Staff or patients who are found to carry resistant strains of S. aureus may be required to undergo "eradication therapy" usually which may include antiseptic washes and shampoos (such as chlorhexidine) and application of topical antibiotic ointments (such as mupirocin or neomycin) to the anterior nares of the nose.
Role of pigment in virulence
The vivid yellow pigmentation of S. aureus may be a factor in its virulence. When comparing a normal strain of Staph. aureus with a strain modified to lack the yellow coloration, the pigmented strain was more likely to survive dousing with an oxidizing chemical such as hydrogen peroxide than the mutant strain was.
Colonies of the two strains were also exposed to human neutrophils.

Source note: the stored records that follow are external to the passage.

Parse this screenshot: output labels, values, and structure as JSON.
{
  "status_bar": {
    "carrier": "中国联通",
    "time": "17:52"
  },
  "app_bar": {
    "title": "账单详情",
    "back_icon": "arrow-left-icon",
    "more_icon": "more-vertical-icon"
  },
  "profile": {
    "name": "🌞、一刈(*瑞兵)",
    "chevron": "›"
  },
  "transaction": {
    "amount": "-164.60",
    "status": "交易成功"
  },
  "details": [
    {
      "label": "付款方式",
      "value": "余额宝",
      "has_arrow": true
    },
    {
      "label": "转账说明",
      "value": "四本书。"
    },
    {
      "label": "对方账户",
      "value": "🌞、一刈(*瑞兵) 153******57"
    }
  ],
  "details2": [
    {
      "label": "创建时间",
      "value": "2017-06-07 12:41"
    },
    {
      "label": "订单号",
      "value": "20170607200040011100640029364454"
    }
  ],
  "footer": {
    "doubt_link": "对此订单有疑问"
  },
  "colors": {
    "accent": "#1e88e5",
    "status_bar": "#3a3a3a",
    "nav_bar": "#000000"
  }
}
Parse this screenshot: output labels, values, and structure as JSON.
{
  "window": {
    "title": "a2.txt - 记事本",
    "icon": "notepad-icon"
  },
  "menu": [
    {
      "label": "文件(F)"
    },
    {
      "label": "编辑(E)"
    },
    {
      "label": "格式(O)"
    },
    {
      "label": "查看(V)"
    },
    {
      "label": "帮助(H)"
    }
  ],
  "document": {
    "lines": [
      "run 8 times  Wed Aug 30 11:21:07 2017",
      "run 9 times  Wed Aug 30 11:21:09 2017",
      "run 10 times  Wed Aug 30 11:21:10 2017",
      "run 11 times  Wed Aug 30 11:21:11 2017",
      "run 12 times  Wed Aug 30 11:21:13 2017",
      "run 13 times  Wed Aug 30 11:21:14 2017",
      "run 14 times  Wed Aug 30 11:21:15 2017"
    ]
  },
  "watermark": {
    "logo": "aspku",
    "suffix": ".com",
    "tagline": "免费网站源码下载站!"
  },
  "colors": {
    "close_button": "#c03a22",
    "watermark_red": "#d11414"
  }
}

The mutant colonies quickly succumbed while many of the pigmented colonies survived. Wounds on mice were swiped with the two strains. The pigmented strains created lingering abscesses. Wounds with the unpigmented strains healed quickly.
These tests suggest that the yellow pigment may be key to the ability of S. aureus to survive immune system attacks. Drugs that inhibit the bacterium's production of the carotenoids responsible for the yellow coloration may weaken it and renew its susceptibility to antibiotics.